Musca vetustissima, commonly known as the Australian bush fly, is a species of fly found in Australia. It is the specific fly that has given rise to the expression "Aussie salute".

== Description ==

The Australian bush fly is a muscoid fly that is closely related to the bazaar fly (M. sorbens). The adults are attracted to large mammals for fluid for nourishment and feces for oviposition. A study showed that there is a low survival rate for eggs and larvae of this species in cattle feces because of infrequent rainfall. The study also showed that parasites and predators have caused a low survival rate. According to a study, the Australian bush fly can spread harmful bacteria. The Australian bush fly can also spread the pathogens Salmonella and Shigella. Most of the bacterial populations per fly occurred in a farm environment, while an urban environment was the lowest. A standard composition that contains small amounts of trimethylamine and indole, blended with large amounts of ammonium sulfate and anchovy meal, attracts the Australian bush fly.
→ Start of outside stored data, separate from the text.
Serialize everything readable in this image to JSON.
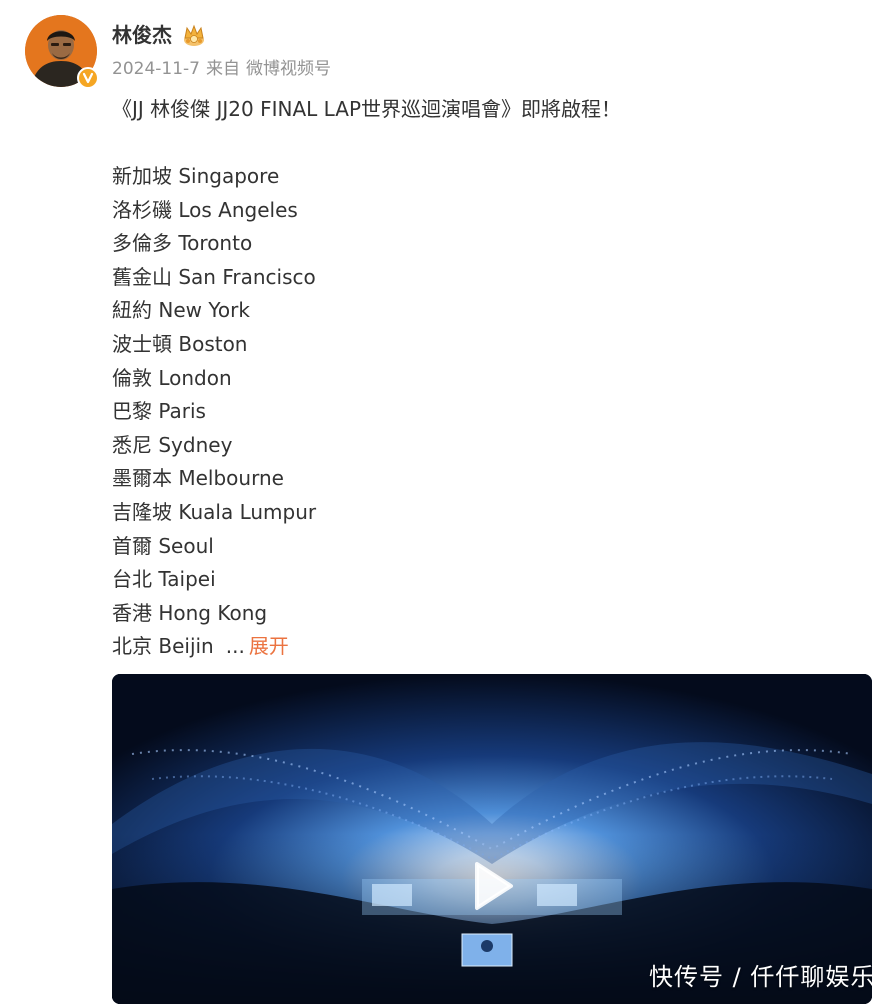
{
  "post": {
    "author": {
      "name": "林俊杰",
      "verified_badge_color": "#f5a623",
      "icons": [
        "avatar",
        "verified-badge-icon",
        "crown-badge-icon"
      ]
    },
    "meta": {
      "date": "2024-11-7",
      "from_label": "来自",
      "source": "微博视频号"
    },
    "text": {
      "headline": "《JJ 林俊傑 JJ20 FINAL LAP世界巡迴演唱會》即將啟程！",
      "cities": [
        "新加坡 Singapore",
        "洛杉磯 Los Angeles",
        "多倫多 Toronto",
        "舊金山 San Francisco",
        "紐約 New York",
        "波士頓 Boston",
        "倫敦 London",
        "巴黎 Paris",
        "悉尼 Sydney",
        "墨爾本 Melbourne",
        "吉隆坡 Kuala Lumpur",
        "首爾 Seoul",
        "台北 Taipei",
        "香港 Hong Kong",
        "北京 Beijin"
      ],
      "ellipsis": "...",
      "expand_label": "展开",
      "expand_color": "#eb7340"
    },
    "video": {
      "play_icon": "play-icon",
      "watermark": "快传号 / 仟仟聊娱乐"
    }
  }
}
A wind-oriented trap has been used to catch this species. The number of ovarioles in females probably have to do with how big they are. If females do not obtain enough dietary protein, the maturation of their eggs will stop. This fly likes to crawl on human faces, as well as on the faces of livestock. It also likes to crawl on human and livestock feces, though it seems that it prefers human feces.

== Life cycle ==
The Australian bush fly breeds in large numbers in dung pads. Larvae have been found in the feces of large mammals. The species continually breeds in subtropical Australia, and migrations help repopulate Australia each spring. In a study, a mixture of levamisole and oxfendazole killed larvae in sheep feces.